Il y a ces personnes - comme des phares - autour de nous.
Des gens qui illuminent nos vies - tous les jours ou moins souvent - certains brillent au loin, d'autres tout près, certains une fois - qui se prolonge - d'autres régulièrement. Ils disent une phrase qui reste, planante de tout son sens. Ils émettent un regard qui va briller longtemps dans notre tête ou derrière, dans l'inconscient. Ils sont une présence, une existence, réconfortantes. Un rire comme un moteur. Des mains qui bougent quand ils parlent, et qu'on aime. Ils sont une fulgurance sur le chemin, on est heureux de les croiser, de se les rappeler, de les appeler.

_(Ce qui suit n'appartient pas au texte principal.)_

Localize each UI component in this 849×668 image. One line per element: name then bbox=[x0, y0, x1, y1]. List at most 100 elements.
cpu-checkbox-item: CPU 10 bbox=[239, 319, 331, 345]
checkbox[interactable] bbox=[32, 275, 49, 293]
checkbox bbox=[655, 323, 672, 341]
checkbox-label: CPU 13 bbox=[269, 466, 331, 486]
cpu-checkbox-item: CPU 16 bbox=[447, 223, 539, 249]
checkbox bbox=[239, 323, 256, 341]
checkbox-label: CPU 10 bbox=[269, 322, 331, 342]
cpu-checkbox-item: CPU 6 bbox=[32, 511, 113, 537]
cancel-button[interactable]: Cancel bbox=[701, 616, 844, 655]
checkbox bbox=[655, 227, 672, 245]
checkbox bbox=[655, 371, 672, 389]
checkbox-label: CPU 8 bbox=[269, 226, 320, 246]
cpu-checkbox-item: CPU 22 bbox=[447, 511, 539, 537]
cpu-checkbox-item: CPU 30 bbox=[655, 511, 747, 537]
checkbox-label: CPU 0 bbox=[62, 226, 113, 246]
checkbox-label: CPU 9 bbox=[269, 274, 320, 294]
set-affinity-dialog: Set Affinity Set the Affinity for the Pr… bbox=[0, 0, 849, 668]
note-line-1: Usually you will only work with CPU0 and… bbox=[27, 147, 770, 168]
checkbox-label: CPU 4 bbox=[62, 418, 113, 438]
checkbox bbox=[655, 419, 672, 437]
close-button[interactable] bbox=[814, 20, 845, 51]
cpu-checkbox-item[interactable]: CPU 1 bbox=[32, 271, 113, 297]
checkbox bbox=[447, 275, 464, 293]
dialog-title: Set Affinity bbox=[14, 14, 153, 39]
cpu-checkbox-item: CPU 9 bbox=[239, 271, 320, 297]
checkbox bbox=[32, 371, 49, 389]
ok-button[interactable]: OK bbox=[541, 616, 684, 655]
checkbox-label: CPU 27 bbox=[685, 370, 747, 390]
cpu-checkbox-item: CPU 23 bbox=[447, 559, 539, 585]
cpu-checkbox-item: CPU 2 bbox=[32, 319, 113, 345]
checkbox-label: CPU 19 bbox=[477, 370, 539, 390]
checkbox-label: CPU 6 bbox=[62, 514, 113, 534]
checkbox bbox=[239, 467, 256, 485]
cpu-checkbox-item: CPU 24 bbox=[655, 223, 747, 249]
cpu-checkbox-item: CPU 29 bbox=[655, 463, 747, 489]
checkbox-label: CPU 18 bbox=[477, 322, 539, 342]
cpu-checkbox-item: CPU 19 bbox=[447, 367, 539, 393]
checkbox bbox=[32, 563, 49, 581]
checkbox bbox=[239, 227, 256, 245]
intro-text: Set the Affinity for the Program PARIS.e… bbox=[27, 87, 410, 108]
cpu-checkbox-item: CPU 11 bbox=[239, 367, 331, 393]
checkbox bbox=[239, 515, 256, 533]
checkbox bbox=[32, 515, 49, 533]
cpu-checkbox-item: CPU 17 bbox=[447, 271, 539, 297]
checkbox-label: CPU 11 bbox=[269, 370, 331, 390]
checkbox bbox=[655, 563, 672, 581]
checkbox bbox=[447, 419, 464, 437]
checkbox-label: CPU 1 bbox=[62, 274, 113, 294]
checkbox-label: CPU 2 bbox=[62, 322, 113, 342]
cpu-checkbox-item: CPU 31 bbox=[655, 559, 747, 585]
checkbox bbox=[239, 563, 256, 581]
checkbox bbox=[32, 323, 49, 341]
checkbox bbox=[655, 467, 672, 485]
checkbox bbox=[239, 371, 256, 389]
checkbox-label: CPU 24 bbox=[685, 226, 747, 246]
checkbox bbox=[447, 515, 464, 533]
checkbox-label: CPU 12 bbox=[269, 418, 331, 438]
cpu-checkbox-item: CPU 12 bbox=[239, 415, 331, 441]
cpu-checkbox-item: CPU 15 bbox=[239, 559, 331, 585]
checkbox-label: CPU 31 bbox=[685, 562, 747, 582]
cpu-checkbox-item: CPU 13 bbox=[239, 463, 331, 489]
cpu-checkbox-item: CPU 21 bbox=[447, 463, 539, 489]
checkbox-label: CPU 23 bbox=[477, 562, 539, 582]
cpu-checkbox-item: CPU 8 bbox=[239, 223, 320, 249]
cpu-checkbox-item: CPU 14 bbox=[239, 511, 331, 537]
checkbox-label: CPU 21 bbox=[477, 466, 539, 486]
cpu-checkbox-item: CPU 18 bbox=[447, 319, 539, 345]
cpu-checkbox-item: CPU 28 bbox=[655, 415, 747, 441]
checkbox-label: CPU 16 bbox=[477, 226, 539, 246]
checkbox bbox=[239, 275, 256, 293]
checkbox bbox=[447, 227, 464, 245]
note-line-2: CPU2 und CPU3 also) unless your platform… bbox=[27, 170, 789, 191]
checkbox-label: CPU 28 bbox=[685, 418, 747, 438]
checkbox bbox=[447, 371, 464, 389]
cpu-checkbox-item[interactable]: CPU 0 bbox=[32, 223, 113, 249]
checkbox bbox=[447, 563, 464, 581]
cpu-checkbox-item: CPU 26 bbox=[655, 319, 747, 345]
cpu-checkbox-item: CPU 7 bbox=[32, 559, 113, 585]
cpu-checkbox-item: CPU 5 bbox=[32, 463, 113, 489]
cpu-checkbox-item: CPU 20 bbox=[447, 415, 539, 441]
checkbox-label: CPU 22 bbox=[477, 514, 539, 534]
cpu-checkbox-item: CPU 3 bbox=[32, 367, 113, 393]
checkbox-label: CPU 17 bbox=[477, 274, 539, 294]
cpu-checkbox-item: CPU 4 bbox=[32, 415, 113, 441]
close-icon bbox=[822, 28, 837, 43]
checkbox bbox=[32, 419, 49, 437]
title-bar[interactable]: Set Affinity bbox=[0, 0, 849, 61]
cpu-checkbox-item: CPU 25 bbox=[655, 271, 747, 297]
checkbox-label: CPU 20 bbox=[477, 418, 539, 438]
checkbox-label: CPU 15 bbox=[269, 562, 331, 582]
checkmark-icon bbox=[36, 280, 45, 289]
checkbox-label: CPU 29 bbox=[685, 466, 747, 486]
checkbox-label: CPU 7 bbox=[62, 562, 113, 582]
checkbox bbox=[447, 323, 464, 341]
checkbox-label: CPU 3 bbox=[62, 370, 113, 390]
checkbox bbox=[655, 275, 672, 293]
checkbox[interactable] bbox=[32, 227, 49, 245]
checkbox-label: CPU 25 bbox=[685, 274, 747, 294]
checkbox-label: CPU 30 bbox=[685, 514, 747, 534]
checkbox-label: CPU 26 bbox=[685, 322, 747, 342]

Ils sont une foule de bonnes intentions, d'intelligence, et si l'on tisse mentalement une toile les rejoignant, ils sont ce lien qui nous donne le plaisir d'être là. L'espoir de le garder.

Collègues, professeurs, anciens amis, voisins, boulangère ou vendeur de limonades sur la plage, amis ou amis d'amis, clients ou fournisseurs, anonymes parfois, célébrités peut-être, ils réconcilient toujours. 

Il faudrait s'endormir chaque soir en tentant d'en convoquer un.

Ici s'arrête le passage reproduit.